Advertisement

WILSHIRE CENTER

Share

Like Rico Lebrun, with whom he shares aesthetic and biographical parallels, Hans Burkhardt is an idiosyncratic figure in Southern California art history. Both were European-born artists who moved to the West Coast from New York in the late 1930s. Both evolved a Baroque, hot-blooded style from Cubist and Surrealist models, and both came to represent provincial anachronisms outside the developing mainstream of Abstract Expressionism.

More interestingly, both painted the natural and psychological landscape of Mexico during the 1950s, and this provides the central thrust to a current exhibition of Burkhardt’s paintings of the period. Created during an era of local Philistinism, the works owe considerable debts to the New York School’s roots in 1930s biomorphism. The show’s key work in this respect is “The Burial of Gorky” (1950), an homage to Burkhardt’s mentor in which an architectural post-and-lintel structure is fused with the figurative imagery of pall bearers carrying a coffin on their shoulders. While its fragmented, almost machinelike forms hark back to Cubism, much of the iconography finds its source in Burkhardt’s early renditions of broken-stemmed flowers and bowed human heads, as well as his Crucifixion series of the 1940s.

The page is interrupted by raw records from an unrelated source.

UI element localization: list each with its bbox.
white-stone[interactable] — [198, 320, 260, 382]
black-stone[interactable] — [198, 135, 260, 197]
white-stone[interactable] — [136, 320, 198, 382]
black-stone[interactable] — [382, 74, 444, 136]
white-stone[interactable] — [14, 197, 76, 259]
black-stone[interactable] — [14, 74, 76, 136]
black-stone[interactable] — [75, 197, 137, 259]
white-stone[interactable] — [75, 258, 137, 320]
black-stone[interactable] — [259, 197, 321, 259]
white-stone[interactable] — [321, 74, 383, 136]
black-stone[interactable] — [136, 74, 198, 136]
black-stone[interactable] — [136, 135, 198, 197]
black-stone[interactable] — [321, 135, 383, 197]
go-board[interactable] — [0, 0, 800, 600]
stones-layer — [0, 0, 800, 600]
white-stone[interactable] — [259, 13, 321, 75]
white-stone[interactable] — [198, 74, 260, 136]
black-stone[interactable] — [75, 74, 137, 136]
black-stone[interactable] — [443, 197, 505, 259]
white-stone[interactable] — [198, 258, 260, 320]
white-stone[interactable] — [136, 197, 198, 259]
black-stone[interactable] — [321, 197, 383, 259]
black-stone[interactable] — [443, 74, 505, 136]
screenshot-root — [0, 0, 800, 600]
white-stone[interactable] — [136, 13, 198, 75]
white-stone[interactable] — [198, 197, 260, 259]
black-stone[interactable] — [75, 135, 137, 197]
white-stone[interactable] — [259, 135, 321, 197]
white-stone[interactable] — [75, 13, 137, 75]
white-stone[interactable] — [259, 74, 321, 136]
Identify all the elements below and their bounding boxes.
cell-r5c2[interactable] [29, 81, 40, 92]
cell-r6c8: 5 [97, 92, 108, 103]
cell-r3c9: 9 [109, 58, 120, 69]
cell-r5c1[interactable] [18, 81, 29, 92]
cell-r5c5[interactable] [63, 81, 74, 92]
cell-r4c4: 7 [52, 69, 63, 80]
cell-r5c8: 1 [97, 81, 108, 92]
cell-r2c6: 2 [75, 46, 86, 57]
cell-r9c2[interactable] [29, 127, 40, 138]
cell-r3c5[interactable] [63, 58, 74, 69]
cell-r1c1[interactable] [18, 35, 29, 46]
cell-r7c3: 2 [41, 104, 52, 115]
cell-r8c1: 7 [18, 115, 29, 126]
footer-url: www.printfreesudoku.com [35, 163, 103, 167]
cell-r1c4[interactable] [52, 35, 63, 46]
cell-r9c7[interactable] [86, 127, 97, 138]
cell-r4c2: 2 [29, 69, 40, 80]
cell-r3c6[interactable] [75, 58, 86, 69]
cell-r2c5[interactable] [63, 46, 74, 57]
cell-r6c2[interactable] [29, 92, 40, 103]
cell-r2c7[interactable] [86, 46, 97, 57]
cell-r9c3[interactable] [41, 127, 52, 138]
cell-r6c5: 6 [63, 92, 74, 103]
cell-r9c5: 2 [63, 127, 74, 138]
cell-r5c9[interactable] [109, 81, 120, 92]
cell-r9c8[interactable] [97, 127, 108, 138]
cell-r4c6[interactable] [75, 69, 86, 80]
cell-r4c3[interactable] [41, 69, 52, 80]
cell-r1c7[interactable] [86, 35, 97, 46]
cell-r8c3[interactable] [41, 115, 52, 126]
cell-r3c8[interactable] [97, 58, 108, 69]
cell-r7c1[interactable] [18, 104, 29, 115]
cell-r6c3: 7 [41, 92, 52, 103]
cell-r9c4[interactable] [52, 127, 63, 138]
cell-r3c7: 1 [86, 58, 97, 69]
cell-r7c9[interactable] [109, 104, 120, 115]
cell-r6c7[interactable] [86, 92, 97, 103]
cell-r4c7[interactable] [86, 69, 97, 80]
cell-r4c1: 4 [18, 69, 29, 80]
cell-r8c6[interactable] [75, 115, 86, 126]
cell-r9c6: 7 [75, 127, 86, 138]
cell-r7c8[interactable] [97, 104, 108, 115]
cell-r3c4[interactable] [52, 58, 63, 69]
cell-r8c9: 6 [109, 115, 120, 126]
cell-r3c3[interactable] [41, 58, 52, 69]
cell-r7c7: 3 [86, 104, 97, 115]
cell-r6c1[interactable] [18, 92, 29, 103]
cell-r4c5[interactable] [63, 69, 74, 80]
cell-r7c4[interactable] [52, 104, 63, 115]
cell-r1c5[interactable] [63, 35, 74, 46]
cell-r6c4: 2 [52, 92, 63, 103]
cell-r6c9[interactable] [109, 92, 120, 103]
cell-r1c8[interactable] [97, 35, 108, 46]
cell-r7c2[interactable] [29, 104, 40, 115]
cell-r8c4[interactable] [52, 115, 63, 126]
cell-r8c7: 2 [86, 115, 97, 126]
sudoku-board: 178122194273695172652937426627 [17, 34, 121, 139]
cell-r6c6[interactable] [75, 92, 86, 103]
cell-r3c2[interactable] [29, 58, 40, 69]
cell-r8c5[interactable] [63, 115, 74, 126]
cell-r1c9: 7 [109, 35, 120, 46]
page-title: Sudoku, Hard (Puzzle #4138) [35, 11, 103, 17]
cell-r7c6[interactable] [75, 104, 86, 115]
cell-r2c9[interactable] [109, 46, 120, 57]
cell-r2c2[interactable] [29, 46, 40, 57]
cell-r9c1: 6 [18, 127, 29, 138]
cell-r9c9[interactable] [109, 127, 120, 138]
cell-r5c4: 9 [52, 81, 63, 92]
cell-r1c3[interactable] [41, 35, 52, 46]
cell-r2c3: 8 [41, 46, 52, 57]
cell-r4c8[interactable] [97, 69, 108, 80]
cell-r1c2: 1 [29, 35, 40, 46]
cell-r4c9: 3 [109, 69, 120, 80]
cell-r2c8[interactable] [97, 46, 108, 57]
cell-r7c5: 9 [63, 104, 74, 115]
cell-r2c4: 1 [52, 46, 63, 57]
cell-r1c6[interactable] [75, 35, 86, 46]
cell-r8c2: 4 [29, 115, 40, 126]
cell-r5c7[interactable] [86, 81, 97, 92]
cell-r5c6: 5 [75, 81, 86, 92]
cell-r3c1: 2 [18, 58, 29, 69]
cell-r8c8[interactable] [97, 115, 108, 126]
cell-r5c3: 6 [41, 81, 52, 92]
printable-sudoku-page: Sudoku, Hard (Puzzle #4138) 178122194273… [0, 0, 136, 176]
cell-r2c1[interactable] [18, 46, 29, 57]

This work foreshadows Burkhardt’s Mexican paintings. The symbolic transcendence of Gorky finds its spiritual metaphor in the Mexican Day of the Dead, with its ritualized sense of rebirth from the material horrors of ravaged corpses and open burial grounds. While Burkhardt’s abstract vocabulary rarely changes throughout the period (he borders dangerously on mannerism at times), his style gradually evolved into full-blown Expressionism, marked by kinetic brush strokes, thick impasto and a palette that could be by turns somber, earthy and vibrant. This era clearly represents the most accomplished work of Burkhardt’s career, and if some might argue that it rarely transcends its influences, it is nevertheless significant that it was created in Los Angeles at all. (Jack Rutberg Fine Arts, 357 N. La Brea Ave., to Feb. 28.)